Hydroxynitrile lyases (HNLs) are increasingly finding application in the synthesis of enantiomerically pure cyanohydrins which are important intermediates in the production of pharmaceuticals and agrochemicals. Synthesis of enantiopure mandelonitrile was carried out using HNL of wild apricot (Prunus armeniaca L.) [ParsHNL] in aqueous/organic biphasic system. The optimum pH and temperature of the reaction were 4.0 and 15 °C respectively, which are important parameters to suppress the non-enzymatic catalysis. ParsHNL catalyses synthesis of (R)-mandelonitrile in methyl-tbutyl ether (MTBE)/citrate buffer biphasic system with >99% ee. Synthesis of mandelonitrile was carried out in batch reaction at 40 ml scale and finally 2.7 mmoles of (R)-mandelonitrile was recovered which corresponded to 90% molar conversion in 46 h reaction.

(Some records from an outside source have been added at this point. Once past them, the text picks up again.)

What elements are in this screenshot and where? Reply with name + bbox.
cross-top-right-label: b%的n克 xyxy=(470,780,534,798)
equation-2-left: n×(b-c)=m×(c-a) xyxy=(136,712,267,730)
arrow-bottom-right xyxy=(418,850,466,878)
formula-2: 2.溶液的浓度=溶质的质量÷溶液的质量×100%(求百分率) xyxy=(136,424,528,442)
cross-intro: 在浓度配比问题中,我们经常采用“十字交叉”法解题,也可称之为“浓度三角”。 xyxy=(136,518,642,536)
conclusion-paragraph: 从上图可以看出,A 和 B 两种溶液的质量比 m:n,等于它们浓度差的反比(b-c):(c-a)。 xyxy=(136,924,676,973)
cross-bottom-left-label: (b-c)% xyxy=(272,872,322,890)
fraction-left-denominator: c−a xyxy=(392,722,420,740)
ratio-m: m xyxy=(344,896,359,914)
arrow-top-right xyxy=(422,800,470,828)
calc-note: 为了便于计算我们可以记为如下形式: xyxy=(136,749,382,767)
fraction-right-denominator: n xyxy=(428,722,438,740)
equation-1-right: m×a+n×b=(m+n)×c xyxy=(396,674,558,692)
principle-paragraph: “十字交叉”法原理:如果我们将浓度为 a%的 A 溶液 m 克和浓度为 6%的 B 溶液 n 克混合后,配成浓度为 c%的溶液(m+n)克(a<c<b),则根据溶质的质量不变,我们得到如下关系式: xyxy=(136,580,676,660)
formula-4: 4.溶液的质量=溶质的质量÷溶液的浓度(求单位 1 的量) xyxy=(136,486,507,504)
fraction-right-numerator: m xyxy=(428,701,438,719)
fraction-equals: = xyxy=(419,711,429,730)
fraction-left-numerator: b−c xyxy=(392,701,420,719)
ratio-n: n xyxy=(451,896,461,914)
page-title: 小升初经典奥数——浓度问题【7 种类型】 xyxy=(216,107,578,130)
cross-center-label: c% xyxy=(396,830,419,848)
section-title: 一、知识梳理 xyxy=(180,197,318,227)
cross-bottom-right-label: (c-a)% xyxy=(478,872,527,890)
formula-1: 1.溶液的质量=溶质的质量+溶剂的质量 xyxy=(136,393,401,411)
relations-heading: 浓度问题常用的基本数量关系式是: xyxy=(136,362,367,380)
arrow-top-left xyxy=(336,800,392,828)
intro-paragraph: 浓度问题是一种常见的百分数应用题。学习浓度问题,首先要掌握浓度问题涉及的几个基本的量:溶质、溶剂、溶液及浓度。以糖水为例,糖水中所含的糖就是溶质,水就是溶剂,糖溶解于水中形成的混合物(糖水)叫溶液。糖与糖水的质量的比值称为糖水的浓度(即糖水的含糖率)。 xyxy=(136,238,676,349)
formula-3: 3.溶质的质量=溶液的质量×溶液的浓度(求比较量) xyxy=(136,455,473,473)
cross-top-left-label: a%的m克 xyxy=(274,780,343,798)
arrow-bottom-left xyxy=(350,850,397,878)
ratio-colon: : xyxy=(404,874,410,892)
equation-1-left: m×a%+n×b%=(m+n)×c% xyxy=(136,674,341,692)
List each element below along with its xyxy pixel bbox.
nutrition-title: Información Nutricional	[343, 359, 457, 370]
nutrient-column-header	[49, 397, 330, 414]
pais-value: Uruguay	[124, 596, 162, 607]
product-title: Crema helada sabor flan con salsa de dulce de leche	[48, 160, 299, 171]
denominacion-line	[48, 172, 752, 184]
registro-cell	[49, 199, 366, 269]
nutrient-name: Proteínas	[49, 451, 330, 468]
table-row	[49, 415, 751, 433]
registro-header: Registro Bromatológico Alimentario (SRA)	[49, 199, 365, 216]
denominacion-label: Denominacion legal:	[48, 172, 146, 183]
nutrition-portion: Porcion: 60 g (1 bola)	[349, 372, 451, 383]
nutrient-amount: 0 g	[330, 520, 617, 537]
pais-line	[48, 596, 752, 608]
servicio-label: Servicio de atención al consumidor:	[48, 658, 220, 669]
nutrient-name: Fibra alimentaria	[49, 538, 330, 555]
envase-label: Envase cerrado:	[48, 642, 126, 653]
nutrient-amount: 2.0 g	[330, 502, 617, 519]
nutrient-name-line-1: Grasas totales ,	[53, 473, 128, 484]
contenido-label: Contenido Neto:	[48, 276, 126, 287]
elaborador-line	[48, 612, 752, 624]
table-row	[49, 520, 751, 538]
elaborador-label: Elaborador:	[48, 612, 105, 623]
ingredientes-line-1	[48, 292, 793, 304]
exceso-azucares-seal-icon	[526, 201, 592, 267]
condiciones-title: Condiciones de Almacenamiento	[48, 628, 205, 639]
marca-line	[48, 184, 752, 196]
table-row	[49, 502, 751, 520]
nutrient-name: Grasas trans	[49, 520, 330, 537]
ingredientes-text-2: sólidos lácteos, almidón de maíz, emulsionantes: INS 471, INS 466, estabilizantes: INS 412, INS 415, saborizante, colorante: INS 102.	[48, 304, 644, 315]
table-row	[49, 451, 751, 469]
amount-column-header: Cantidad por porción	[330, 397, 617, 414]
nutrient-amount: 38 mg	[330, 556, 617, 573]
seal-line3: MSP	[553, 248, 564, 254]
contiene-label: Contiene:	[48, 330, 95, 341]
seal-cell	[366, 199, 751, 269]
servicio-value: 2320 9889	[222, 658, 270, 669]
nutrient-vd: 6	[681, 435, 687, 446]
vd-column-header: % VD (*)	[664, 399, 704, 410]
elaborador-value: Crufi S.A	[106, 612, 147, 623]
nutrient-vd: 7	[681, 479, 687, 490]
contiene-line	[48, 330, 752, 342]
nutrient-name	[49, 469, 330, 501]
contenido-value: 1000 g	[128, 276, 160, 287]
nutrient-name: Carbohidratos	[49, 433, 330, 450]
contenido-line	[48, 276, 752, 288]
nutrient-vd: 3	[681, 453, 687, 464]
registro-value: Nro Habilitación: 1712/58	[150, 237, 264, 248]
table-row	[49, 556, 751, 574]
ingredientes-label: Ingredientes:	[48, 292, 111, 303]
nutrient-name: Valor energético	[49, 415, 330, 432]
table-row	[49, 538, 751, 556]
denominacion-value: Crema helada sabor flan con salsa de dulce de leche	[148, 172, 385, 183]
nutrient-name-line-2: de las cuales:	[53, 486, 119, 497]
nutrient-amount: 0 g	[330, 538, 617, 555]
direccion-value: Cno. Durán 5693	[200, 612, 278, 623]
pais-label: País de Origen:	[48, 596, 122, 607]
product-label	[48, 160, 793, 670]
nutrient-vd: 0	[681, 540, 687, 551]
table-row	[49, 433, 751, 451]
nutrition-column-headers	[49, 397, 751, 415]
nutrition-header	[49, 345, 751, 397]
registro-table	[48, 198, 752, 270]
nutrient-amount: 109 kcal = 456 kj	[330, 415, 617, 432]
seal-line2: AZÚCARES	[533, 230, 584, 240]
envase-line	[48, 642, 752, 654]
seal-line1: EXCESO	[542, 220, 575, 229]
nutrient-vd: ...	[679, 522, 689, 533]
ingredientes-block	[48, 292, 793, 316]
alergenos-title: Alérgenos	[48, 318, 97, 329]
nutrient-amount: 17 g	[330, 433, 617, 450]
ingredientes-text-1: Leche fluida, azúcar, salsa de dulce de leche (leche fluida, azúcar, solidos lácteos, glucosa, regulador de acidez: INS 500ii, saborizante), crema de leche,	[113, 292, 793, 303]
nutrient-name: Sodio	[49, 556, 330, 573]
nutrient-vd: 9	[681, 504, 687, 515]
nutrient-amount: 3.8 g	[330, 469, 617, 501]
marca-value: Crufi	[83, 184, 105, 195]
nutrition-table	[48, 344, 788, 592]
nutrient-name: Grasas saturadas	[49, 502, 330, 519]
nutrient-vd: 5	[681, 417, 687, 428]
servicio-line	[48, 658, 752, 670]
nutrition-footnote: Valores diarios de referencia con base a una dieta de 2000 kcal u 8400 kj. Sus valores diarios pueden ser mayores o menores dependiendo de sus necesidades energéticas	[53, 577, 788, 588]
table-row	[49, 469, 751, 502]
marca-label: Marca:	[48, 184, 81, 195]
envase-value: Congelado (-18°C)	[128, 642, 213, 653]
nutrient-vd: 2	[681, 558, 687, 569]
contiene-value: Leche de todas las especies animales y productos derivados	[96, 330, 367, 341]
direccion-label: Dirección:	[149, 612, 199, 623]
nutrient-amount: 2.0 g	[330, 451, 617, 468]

In fed batch reaction 6.37 mmoles of (R)-mandelonitrile could be produced which corresponds to 91% molar conversion in 46 h. In both reactions, enzyme produces (R)-mandelonitrile with > 99% ee which showed enhanced selectivity as compared to aqueous reaction (96% ee) by ParsHNL. The results showed potential of ParsHNL to synthesize (R)-mandelonitrile in both, batch reaction and fed-batch reaction and can be effectively used in the synthesis of (R)-mandelonitrile.